Tiberius, the most distinguished living Roman, after Augustus, paying court to a boy not yet out of his teens, and the son of his own disgraced wife! Gaius received him coldly but was much flattered. Tiberius begged him to have no fears, for the rumours that had reached him were as groundless as they were malicious. He said that he did not intend to resume the political career which he had interrupted out of regard for Gaius himself and his brother Lucius: all that he wanted now was to be allowed to spend the rest of his life in the peace and privacy which he had learned to prize before all public honours.

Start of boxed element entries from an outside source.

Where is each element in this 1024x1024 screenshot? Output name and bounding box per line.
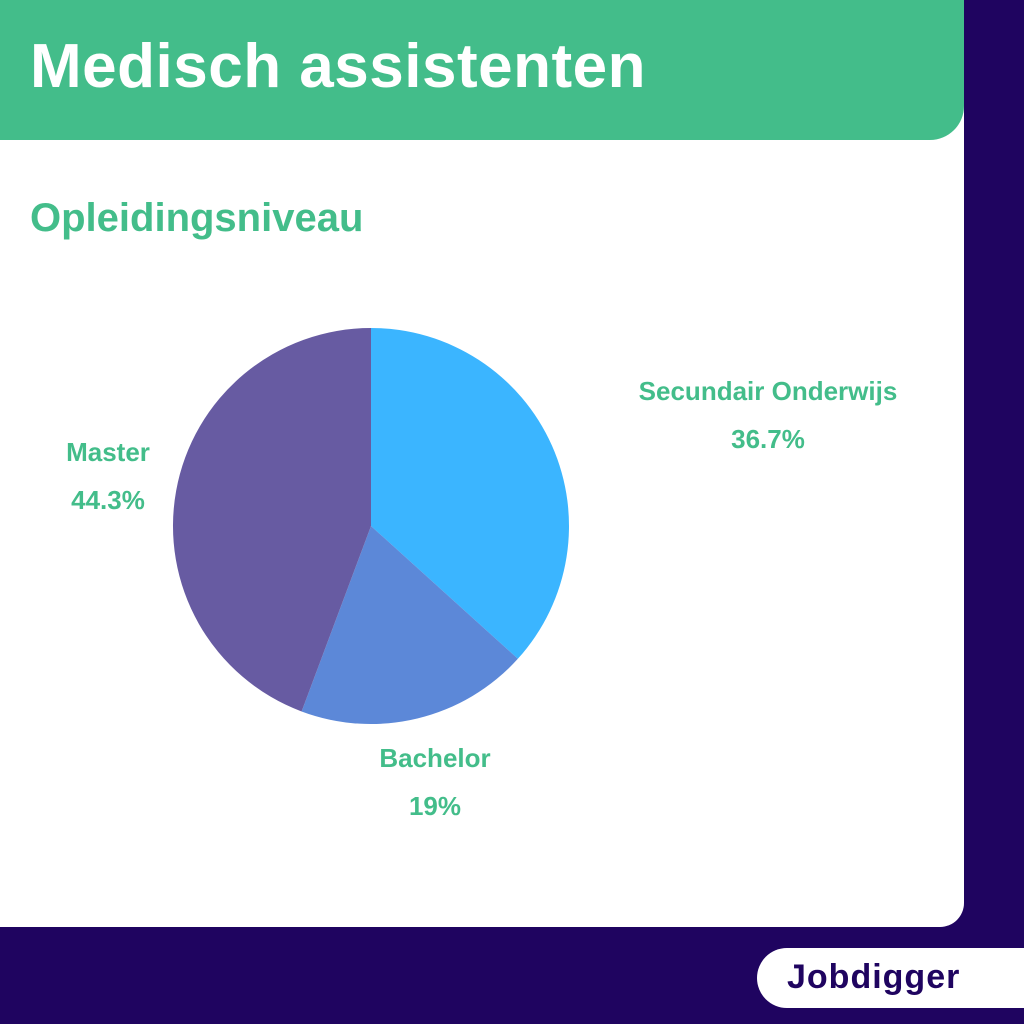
logo-text: Jobdigger: [787, 958, 961, 996]
content-card: Medisch assistenten Opleidingsniveau Sec…: [0, 0, 964, 927]
slice-value-label: 44.3%: [71, 485, 145, 515]
slice-label: Secundair Onderwijs: [639, 376, 898, 406]
slice-label: Bachelor: [379, 743, 490, 773]
slice-label: Master: [66, 437, 150, 467]
pie-slice-secundair-onderwijs: [371, 328, 569, 659]
page-title: Medisch assistenten: [30, 32, 646, 101]
slice-value-label: 19%: [409, 791, 461, 821]
pie-chart: Secundair Onderwijs 36.7% Bachelor 19% Maste…: [66, 328, 898, 821]
jobdigger-logo: Jobdigger: [757, 948, 1024, 1008]
slice-value-label: 36.7%: [731, 424, 805, 454]
chart-title: Opleidingsniveau: [30, 196, 364, 240]
pie-slice-master: [172, 328, 371, 712]
pie-slice-bachelor: [301, 526, 518, 725]
header-bar: Medisch assistenten: [0, 0, 964, 140]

Gaius, flattered at the chance of being magnanimous, undertook to forward a letter to Rome asking Augustus' permission for Tiberius to return there, and to endorse it with his own personal recommendation. In this letter Tiberius said that he had left Rome only in order not to embarrass the young princes, his stepsons, but that, now they were grown up and firmly established, the obstacles to his living quietly at Rome were no longer present; he added that he was weary of Rhodes and longed to see his friends and relations again, Gaius forwarded the letter with the promised endorsement. Augustus replied, to Gaius not to Tiberius, that Tiberius had gone away, in spite of the strong pleas of his friends and relations, when the State had most need of him; he could not now make his own terms about coming back. The contents of this letter became generally known and Tiberius' anxiety increased. He heard that the people of Nunes in France had overthrown the statues erected there in memory of his victories, and that Lucius too had now been given false information against him which he was inclined to believe. He removed from the city and lived in a small house in a remote part of the island, only occasionally visiting his villa on the promontory. He no longer took any care of his physical condition or even of his personal appearance, rarely shaving and going about in dressing-gown and slippers. He finally wrote a private letter to Livia, explaining his dangerous situation. He pledged himself, if she managed to secure permission for him to return, to be solely guided by her in everything so long as they both lived. He said that he addressed her not so much as his devoted mother but as the true, though so far unacknowledged, helmsman of the Ship of State.